Wednesday, 17 August 2016

Connecting The Generations

From time to time I am asked if I have children.  My favourite reply?  I am glad that I have never had the opportunity of helping to ruin the next generation.  I cannot say that I have ever really chosen to have or to not have kids.  It just never seemed to be part of the plan for my life and I really have no regrets.  I have absolutely no idea what kind of parent I would have been and I'm glad that this is something I will never have to find out.

I often have many opportunities of interacting with and befriending people who are considerably younger than me.  Currently and more recently this has been with Latin Americans though at other times I have had younger Canadian friends as well, but as is often the case with younger people they have not been easy to keep as friends.  I'm not complaining.  I never stayed in contact with anyone I knew in my twenties, thirties and forties and some of these people were old enough to be my parents.
I don't think that it is common for young people to really stick to long-term friendships and often that seems to be part of the whole adventurous and exploratory nature of youth.  As for myself, now that I am older, I really do appreciate friends and friendship a lot more than I used to and I really try to do my part, short of locking my friends in a cage, to keep my friendships going.

I am resigned to the likelihood that, except for maybe one or two, I will not be in contact with any of my younger friends in ten years' time.  I do hope that while we are in contact that I can at least have a positive and redemptive influence on these people, much as some of my older friends did for me when I was much younger.  Let's think of it as paying it forward.
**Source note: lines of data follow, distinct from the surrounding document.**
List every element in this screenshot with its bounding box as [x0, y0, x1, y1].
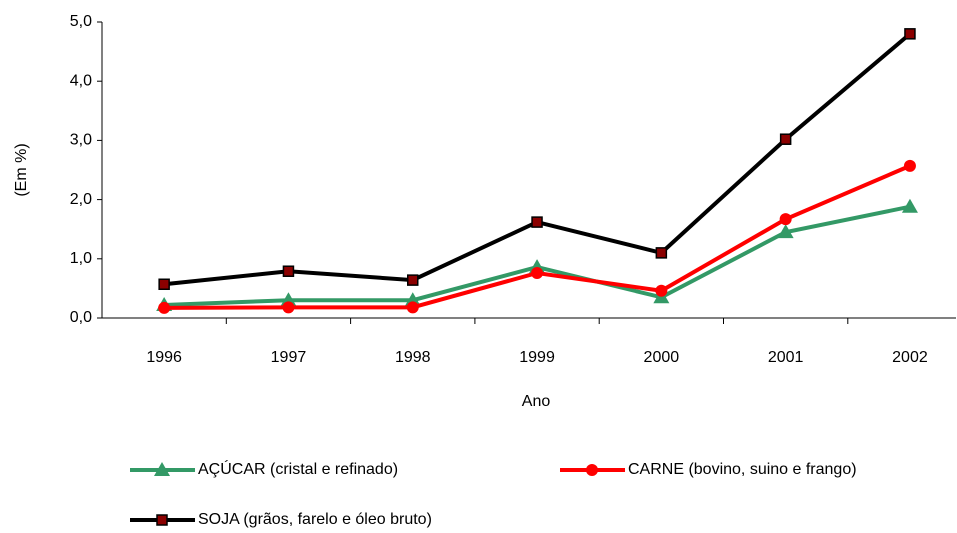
marker [531, 267, 544, 280]
x-tick-label: 1996 [146, 349, 182, 366]
marker [407, 274, 419, 286]
marker [655, 247, 668, 259]
legend-label: CARNE (bovino, suino e frango) [628, 461, 857, 478]
marker [779, 133, 792, 145]
marker [158, 278, 170, 291]
y-tick-label: 4,0 [70, 72, 92, 89]
y-axis-title: (Em %) [13, 143, 30, 196]
y-tick-label: 2,0 [70, 191, 92, 208]
x-tick-label: 2002 [892, 349, 928, 366]
marker [779, 213, 792, 226]
marker [901, 198, 918, 213]
x-tick-label: 1998 [395, 349, 431, 366]
marker [903, 159, 916, 172]
marker [158, 301, 171, 314]
y-tick-label: 0,0 [70, 309, 92, 326]
marker [904, 28, 916, 40]
legend-marker [154, 462, 170, 476]
y-tick-label: 3,0 [70, 132, 92, 149]
marker [282, 301, 295, 314]
series-line [163, 32, 912, 287]
y-tick-label: 5,0 [70, 13, 92, 30]
marker [531, 216, 543, 228]
x-tick-label: 1999 [519, 349, 555, 366]
x-axis-title: Ano [522, 393, 551, 410]
marker [282, 265, 295, 277]
marker [655, 284, 668, 297]
series-line [164, 164, 911, 310]
marker [777, 224, 794, 239]
legend-marker [586, 464, 598, 476]
legend-marker [156, 514, 168, 526]
x-tick-label: 1997 [271, 349, 307, 366]
legend-label: AÇÚCAR (cristal e refinado) [198, 459, 398, 478]
y-tick-label: 1,0 [70, 250, 92, 267]
marker [404, 292, 421, 307]
x-tick-label: 2001 [768, 349, 804, 366]
legend-label: SOJA (grãos, farelo e óleo bruto) [198, 511, 432, 528]
x-tick-label: 2000 [644, 349, 680, 366]
marker [280, 292, 297, 307]
marker [406, 301, 419, 314]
I have to admit that I don't think a lot in terms of generations.  I refuse to refer to people younger than forty as "Millennials".  It is every bit as dumb and useless a catch-all as Generation X and the Baby Boomers.  This isn't to say that we aren't formed and shaped by the zeitgeist of our times.  Of course we are.  But this really just touches on superficials, and it does nothing at all to touch or focus on what we all share in common as human beings.  It also goes without saying that each generation goes through the same stages of life: childhood, adolescence, young adulthood, middle age, old age.  The way we handle these changes and transitions does vary throughout the generations but I still hear the same song being sung by kids in their twenties, as I was singing in my twenties and my parents were singing in theirs: the need for independence, self-determination, a sense of identity, of community, a need to individuate, to explore, learn, meet a soul mate, marry or prepare for marriage (or choose not to), have children (or not),

I am also aware that just as my generation was discovering new worlds opening up to us that did not exist for many of our parents' generation, this is also happening with the current crop of younger people.  We all need one another and there is something particularly rich and gratifying about intergenerational friendships.  As I found with my older friends when I was in my twenties and thirties, there was a certain wisdom and stability that they had to offer, nonexistent in my generational peers.  They also tended to be kinder, less judgmental and more grounded and stable.  They had lived through unimaginable crap and horrors, their asses had already been kicked by life many times over and they had lived to tell and in many cases had come out as better people because of it.  Through their presence and influence I was able to learn and appreciate that there was light at the end of the tunnel, and each in a different way offered me a kind of reference and a sense of hope of how I could possibly envision my future self.

I also know that I have benefited from their moral compass and their sense of ethic, qualities often nonexistent or just developing for us when we are young.  In this regard I definitely want to influence the young since they are inheriting the earth from us, or should I say that we have borrowed it from them.

By the same token I am reminded by younger people of the importance of staying open, flexible and of never turning down the opportunity to live a little bit more richly and perhaps more dangerously (but not too dangerously)  This isn't to say that I envy youthful self-destruction.  I don't and I see this as one thing that everyone could stand to grow out of.  But neither do I want to lose that thirst and the daring that comes with it of trying new things, travel, visiting new places, new worlds, knowing new people and learning new ways and new ideas.

Still there is often a certain rigidity in the thinking of young people: many of them can be judgmental, viewing everything in black and white.  Anyone who has the good fortune of aging well is going to be in a strategic position to mentor while at the same time being mentored towards staying open to the new.